Deloitte found that 62% of insurers believe that consumers regard non-insurance products the most important factor when choosing an insurer, 57% believed that access to friendly knowledgeable staff was the most effective way to increase customer loyalty.

Andy Masters, partner at Deloitte, added: “Insurers have to figure out how to offer customer products and services that are relevant to them at any time when they need them.

“These might be unrelated to the day to day but are about creating a more desirable experience that drives up frequency and quality of interaction.

“The technology clearly exists to help them do this given the many non-insurance examples. Unlike new technology-based start-ups, incumbent insurers already have millions of customers to work with build engaging propositions that create stickiness.”

Different growth roadmap

The traditional approach of selling protective products might not fit the future, a shift to a new service-based model and greater focus on prevention might be necessary.

It said that by 2024 more than a quarter (33%) of premium volume will come from brand new propositions.

Olivier de Groote, partner at Deloitte said that customers are increasingly looking for frictionless services.

“Insurance is some way behind but those that are investing more in technology and offering the market an easy and complete experience that offers clear solutions to customers problems are in a good position,” he added.

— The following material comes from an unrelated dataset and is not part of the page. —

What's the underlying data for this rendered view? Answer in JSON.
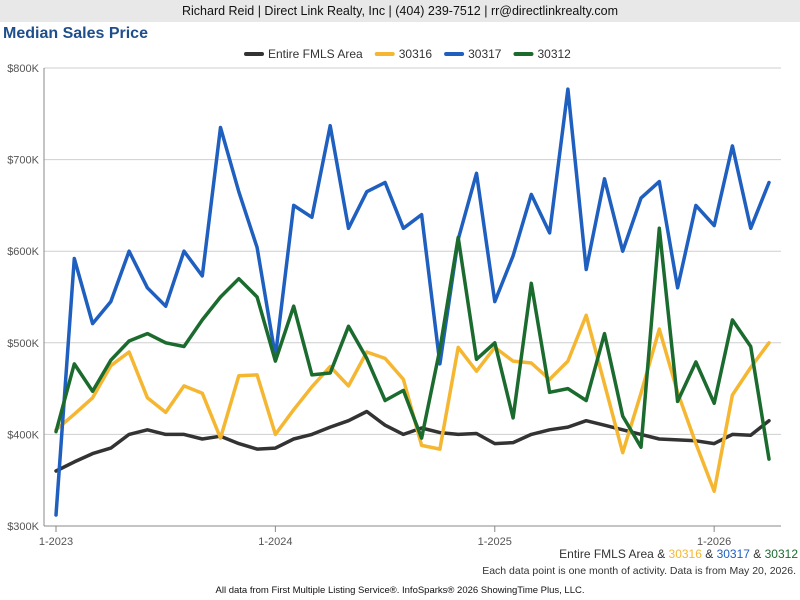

Clive Buesnel, vice chairman and UK head of insurance at Deloitte said that a significant shift towards services among insurers might be seen as they try to engage customers with offerings that add value. And as insurance will be embedded in a range of valuable services it will no longer be a grudge purchase.

Organic growth will not be enough

Incumbent firm can no longer rely on organic growth or internal innovation.

Sparshott added that M&A activity will centre around core markets and products but will also be used via acquisition or partnership to access technologies that enable improvements within the industry.

While 81% of insurers are planning partnerships in existing markets, almost half (44%) have firm plans to forge alliances to enter new territories.

M&A is increasingly becoming the tactic of choice for growth with 49% saying the top driver for this activity is the need to expand products and service offerings.

Digital disruption

More than three quarters (80%) felt like the industry was keeping pace with technological advancement, with 95% expecting an increase in the use of advanced analytics over the next three years.

The top challenges cited were cyber and data regulation at 51%.

Andy Lees, partner at Deloitte recommended that insurers should adopt an ecosystem approach that involves partnership and outsourcing.

But he said it will take a lot of effort to transition from a legacy system.